Le décor est placé pour cette nouvelle religion, avec ses évêques, tels Sylvestre, Madelin, Trichet, ses curés, Barrot ou Bayrou, ou ses prédicateurs, comme Dassault, qui vivent sur les commandes de l’état sans hésiter une seconde à le stipendier, ni à parler de l’exigence d’une concurrence libre et non faussée. Un véritable Ordre moral se met en place pour faire payer les pauvres et le FMI veille à la sélection. Car il y a les bons pauvres comme le Mexique ou la Pologne et les mauvais comme le Pérou et le Venezuela. La charité est la base de la morale libérale. Au chômage keynésien de l’insuffisance de la demande on oppose le chômage par excès de salaires. On invente la notion de chômeur de confort et l’on plaint le pauvre PDG qui souffre de devoir se séparer de ses ouvriers bien aimés. L’Etat est l’ennemi, qui doit se limiter a son rôle régalien le plus étroit. Des économistes comme Daniel Cohen ou des chefs d’entreprise comme Jean Gandois expliquent que les subventions ne servent à rien, que seule doit régner la loi du marché. Balladur invente la blague de l’équité pour remplacer l’égalité. La suppression du code du travail serait un réel progrès car il est une incitation à ne pas travailler et une source de paresse. L’Etat doit se poser les questions essentielles sur l’utilisation de ses ressources. Est-il bien nécessaire de sauver un malade de plus de 70 ans ou de dépenser des dizaines de milliers d’euros (à l’époque des francs) pour une fillette leucémique ?
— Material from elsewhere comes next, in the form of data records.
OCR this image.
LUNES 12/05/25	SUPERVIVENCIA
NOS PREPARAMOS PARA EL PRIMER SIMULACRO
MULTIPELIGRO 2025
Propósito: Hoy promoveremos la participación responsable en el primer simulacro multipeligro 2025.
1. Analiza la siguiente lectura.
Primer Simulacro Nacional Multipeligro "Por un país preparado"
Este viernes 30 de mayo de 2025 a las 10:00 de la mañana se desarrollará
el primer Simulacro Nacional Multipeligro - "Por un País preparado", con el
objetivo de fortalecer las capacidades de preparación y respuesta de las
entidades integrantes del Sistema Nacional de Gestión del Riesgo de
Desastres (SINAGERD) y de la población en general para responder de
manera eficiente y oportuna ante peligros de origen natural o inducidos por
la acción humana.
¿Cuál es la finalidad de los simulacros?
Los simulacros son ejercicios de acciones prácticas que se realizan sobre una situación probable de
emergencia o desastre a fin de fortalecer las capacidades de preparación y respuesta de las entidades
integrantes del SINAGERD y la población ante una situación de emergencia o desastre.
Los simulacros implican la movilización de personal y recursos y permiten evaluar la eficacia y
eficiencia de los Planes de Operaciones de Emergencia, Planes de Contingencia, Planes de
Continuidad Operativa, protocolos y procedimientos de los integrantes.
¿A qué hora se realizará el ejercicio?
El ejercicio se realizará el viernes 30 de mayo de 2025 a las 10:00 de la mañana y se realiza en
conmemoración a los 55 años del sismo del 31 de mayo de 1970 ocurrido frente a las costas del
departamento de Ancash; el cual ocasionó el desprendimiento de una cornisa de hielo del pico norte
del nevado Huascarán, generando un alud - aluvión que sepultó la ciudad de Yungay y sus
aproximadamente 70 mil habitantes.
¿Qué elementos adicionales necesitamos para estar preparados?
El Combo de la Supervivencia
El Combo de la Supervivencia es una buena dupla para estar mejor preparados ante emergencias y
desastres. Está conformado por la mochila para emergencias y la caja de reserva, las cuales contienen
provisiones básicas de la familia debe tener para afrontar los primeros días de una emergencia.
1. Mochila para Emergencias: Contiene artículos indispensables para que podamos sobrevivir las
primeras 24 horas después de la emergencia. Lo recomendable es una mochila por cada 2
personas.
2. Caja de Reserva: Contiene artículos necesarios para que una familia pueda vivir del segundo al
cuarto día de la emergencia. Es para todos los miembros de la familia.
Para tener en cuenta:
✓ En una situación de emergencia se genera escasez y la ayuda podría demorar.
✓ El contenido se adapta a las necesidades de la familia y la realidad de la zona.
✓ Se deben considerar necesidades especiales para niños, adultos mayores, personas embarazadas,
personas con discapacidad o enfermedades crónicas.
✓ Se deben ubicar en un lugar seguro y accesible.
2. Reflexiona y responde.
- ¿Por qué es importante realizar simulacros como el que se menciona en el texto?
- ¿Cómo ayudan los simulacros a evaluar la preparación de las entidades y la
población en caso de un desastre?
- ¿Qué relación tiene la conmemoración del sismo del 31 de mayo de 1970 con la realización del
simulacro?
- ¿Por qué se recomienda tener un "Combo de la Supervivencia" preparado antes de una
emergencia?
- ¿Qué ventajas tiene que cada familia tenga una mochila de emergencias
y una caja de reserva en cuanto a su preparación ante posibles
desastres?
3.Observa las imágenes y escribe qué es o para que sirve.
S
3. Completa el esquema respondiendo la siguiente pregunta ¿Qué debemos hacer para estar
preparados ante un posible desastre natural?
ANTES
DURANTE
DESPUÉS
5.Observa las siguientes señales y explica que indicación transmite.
Les deux derniers chapitres sont prémonitoires par leurs titres, « Crosse en l’air » et « Eloge de la résistance ». Place aux costauds, aux battants. Le pouvoir est sourd à toute critique et aveugle à tout ce qui n’est pas son idéologie. La communication est une reine dominée par « les joueurs de flute ». Pourtant la machine commence à grincer et le bon peuple est de moins en moins à l’aise dans les tranchées. C’est la crise de 1995 en France mais aussi en Belgique, en Allemagne ou en Corée. Aux Etats Unis une grève générale des salariés du géant UPS l’oblige à céder, contre toute attente.

Les 22 années qui suivent, tout en confirmant l’analyse de nos auteurs montreront que l’argent dieu a gagné beaucoup de batailles mais peut-être pas la guerre.